Time is the great conceit of the sculptures of Simone Fattal. Kneaded clay suggests the repeated touch of a human hand, but also summons up the ravages of time. Figures look as old as the earth and yet they breathe. “The dead are coming back in order to fight again” reads a line from The Beirut-Hell Express, a poem from 1983 by Etel Adnan. The dead speak to us, too: I once was a warrior. I once was a father. I once was master of this land. I once was I once was echoes again and again. Their grandiloquence is shabby.
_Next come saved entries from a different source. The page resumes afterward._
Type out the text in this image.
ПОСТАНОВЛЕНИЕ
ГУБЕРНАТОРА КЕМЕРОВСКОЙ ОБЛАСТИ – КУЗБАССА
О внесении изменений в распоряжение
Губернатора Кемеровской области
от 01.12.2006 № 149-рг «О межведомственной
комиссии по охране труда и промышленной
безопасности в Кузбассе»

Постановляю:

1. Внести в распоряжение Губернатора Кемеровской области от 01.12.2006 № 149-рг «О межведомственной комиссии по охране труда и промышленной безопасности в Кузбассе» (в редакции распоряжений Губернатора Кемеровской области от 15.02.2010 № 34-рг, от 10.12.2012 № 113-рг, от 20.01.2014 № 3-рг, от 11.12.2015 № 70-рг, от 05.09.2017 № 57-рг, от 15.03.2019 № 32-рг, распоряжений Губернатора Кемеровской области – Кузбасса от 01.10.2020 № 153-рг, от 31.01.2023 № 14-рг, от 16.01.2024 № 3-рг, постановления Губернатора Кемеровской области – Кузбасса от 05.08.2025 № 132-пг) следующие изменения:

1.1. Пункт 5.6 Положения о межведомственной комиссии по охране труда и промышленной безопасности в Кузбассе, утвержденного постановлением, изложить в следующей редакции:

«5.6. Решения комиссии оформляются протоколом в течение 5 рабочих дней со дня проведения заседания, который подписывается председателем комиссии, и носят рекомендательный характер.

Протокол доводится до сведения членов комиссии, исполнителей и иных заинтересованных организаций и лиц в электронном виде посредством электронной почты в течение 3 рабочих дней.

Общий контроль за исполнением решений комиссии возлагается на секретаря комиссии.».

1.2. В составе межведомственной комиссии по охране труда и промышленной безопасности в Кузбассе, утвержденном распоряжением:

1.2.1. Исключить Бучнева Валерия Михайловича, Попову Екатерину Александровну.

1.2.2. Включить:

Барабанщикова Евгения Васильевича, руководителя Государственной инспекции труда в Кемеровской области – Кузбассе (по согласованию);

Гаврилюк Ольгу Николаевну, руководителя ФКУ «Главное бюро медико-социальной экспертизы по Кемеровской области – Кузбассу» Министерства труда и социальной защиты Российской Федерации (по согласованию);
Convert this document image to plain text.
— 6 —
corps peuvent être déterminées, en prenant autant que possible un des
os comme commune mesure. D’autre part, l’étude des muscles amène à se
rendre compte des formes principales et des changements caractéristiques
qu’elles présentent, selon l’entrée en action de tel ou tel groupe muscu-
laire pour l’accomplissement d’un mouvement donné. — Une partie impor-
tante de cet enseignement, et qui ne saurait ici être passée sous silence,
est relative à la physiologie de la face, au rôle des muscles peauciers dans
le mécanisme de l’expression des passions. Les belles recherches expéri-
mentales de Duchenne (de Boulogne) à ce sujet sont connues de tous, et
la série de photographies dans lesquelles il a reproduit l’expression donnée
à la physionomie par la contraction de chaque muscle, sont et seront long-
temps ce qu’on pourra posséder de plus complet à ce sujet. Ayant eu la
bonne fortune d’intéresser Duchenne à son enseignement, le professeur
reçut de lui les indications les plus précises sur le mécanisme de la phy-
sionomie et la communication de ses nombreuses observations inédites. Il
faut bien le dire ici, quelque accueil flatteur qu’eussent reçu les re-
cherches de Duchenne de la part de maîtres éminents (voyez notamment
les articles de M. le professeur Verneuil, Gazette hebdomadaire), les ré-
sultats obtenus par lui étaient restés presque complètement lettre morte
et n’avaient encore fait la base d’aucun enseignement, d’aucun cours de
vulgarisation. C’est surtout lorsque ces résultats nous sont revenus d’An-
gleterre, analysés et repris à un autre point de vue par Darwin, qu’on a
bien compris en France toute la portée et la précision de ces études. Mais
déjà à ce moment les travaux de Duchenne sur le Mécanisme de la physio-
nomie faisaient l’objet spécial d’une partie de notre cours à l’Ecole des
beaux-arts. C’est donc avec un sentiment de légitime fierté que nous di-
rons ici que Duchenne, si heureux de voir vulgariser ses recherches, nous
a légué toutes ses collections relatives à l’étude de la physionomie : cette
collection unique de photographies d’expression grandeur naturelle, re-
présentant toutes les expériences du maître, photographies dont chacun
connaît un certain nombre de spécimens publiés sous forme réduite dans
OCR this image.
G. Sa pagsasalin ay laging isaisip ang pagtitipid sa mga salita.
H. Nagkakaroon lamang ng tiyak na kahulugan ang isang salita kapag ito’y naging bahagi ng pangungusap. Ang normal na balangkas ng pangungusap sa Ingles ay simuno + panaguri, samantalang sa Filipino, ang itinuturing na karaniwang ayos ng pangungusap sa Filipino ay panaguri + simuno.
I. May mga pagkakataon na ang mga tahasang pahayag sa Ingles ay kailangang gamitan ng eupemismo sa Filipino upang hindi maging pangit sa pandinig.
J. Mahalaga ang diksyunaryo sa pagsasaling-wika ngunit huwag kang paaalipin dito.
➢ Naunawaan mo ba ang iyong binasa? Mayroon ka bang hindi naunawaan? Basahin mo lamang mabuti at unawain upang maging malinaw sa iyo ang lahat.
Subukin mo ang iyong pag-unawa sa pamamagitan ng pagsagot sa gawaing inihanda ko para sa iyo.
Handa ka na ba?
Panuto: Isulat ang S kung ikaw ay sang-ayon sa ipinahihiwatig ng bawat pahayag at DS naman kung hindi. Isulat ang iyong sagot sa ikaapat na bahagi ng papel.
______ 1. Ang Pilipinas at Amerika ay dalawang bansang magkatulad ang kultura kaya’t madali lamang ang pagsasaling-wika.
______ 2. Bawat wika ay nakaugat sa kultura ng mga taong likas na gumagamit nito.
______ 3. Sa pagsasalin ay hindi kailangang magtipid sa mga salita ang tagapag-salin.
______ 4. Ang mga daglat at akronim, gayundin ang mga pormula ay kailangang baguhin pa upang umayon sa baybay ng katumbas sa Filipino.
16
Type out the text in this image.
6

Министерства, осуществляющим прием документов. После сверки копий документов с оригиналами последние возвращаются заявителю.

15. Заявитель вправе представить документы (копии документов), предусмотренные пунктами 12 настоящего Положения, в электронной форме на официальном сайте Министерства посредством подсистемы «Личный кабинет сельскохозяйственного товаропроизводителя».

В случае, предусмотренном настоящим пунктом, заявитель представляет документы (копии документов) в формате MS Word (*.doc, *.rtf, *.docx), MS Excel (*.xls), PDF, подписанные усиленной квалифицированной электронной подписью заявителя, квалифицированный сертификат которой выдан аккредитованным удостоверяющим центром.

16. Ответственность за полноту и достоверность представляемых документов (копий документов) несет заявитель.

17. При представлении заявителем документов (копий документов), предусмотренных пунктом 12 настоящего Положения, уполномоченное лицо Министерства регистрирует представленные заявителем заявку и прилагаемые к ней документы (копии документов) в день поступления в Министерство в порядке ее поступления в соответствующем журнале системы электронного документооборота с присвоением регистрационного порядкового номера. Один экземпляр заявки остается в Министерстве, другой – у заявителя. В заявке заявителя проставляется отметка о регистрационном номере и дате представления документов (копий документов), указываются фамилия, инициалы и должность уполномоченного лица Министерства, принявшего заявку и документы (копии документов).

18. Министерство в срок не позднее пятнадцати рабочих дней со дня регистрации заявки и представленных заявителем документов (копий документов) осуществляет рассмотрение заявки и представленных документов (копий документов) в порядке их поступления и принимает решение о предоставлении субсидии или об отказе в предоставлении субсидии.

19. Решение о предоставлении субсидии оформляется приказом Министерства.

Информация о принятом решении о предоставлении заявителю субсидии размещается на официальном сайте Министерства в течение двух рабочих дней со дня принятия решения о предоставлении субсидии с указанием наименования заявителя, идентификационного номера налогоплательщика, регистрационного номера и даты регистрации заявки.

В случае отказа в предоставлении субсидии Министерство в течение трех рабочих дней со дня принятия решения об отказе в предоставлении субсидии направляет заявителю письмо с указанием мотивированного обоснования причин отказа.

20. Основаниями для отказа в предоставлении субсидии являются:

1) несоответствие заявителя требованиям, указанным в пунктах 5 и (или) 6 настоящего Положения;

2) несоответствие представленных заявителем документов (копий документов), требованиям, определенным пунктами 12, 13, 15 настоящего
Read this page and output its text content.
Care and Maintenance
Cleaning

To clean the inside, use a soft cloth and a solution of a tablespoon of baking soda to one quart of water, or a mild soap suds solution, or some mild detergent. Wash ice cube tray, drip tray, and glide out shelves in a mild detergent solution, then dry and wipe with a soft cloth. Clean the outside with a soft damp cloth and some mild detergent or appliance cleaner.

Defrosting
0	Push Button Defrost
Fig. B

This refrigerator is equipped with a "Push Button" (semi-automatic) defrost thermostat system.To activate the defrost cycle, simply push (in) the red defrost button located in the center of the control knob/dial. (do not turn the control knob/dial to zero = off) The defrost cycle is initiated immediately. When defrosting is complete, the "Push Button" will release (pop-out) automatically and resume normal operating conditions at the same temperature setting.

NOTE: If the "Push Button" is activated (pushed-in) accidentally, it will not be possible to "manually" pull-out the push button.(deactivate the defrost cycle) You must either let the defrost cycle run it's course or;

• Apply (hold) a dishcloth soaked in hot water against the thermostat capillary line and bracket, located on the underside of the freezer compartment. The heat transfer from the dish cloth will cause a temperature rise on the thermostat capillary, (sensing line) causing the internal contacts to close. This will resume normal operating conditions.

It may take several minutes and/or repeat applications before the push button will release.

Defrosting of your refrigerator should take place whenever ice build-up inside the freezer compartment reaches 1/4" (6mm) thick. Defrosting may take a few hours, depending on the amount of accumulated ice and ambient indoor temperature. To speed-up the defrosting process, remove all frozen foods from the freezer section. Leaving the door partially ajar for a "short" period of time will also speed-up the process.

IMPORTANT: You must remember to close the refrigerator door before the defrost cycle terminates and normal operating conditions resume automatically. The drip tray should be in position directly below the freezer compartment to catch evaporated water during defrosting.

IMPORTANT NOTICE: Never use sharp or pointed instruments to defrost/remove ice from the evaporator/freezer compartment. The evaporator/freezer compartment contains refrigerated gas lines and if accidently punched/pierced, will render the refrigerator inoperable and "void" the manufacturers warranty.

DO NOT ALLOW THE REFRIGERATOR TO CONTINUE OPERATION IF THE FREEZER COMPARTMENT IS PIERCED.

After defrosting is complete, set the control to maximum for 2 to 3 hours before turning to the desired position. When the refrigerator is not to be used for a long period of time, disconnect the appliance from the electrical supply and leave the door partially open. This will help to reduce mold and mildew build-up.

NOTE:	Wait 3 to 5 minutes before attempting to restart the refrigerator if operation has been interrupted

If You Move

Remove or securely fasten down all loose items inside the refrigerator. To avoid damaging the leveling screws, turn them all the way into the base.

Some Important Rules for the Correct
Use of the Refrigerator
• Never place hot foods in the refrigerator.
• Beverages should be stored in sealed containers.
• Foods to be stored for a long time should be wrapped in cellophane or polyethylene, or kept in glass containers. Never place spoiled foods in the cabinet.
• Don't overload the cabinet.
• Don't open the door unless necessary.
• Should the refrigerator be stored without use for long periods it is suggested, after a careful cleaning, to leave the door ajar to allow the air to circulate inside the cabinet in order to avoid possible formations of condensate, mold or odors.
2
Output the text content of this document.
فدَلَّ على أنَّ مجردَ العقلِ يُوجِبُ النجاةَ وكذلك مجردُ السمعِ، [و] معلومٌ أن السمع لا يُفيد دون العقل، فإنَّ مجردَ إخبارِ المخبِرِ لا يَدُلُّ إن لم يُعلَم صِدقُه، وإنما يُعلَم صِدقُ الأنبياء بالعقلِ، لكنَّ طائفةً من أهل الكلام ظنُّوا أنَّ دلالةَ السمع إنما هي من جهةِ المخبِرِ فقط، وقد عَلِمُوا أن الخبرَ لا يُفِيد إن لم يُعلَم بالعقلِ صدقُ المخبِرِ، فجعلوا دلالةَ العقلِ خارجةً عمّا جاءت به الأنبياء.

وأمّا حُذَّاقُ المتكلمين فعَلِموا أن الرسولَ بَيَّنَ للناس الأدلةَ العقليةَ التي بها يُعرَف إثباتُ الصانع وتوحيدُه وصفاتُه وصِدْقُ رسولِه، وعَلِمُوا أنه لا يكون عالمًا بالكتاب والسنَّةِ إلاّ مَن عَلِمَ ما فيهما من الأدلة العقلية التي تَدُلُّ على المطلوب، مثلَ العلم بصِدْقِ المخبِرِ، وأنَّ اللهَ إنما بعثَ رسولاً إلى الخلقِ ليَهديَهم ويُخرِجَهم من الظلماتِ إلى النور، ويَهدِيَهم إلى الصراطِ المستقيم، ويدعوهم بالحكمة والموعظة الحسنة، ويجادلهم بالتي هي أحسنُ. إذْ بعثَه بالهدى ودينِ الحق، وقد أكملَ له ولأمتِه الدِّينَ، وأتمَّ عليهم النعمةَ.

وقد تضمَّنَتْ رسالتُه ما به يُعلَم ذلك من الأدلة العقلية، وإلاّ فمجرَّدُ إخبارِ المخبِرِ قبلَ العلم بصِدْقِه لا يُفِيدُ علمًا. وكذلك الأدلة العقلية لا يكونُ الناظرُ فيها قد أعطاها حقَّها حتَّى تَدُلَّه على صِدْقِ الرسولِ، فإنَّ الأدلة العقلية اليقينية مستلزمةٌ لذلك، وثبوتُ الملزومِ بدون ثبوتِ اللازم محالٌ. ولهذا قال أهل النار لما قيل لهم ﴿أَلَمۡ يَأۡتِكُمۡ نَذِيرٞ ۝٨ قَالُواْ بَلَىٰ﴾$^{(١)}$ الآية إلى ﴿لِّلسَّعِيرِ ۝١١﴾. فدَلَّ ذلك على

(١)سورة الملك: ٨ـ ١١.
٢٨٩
But then, they never really did die, did they? Fattal’s history is a temporal mishmash, a reckless continuum in which time and place are leveled and the ancients mingle with the moderns. In her collage works, too, the mishmash is evident. Day after day, she cuts up little pieces of magazines, newspapers or advertisements that catch her eye and squirrels them away. They come back—yes, as if from the dead—when it makes sense for them to. Their destination is the picture plane, a place that evokes Andre Malraux’s wistful, unrealized Museum Without Walls. Here is Merce Cunningham and Pina Bausch. Or the faces of Saddam Hussein’s son in laws, creepily frozen in death. In between are ancient Sumerian and Babylonian forms posing as rotted statuary, an ad for a shiny BMW, a Brancusi sculpture, or a photograph of the earth. The artist’s own face often figures in, as well, for she too is a party to this psychic mingling. She, too, is a party to this history.

Hers is a vision of a world in which there is no “pure” and there is no original, either. In real life, after all, we borrow from here and there. The traces of other people’s wars, loves, and lies are inscribed on our bodies and in our minds. As the products of everything that came before us—Walt Whitman said as much when he said “we contain multitudes”—we are the tea stain on a book, the scar that won’t heal, the fabricated memory born of a photo we once saw in a magazine. Our constitutions are a mysterious thing.

It is fitting, then, that Fattal’s works—which span painting, sculpture, collage, and books—bleed one into the other. They shape-shift as one burns bright and another dims. Each form seems to be inflected by a specific moment in a life lived. There were the childhood visits to Palmyra, in Syria, where she once walked among soaring Seleucid and Roman ruins. There was the publishing house she launched upon being displaced by the Lebanese Civil War to seaside California. She called it Post-Apollo, after the moon landing, and with it she made words dance. And there was the fateful encounter with clay that led her to formulate a man with two overlong, elephantine legs. She called him Adam and he was familiar. He was the first man. But he was every man, too.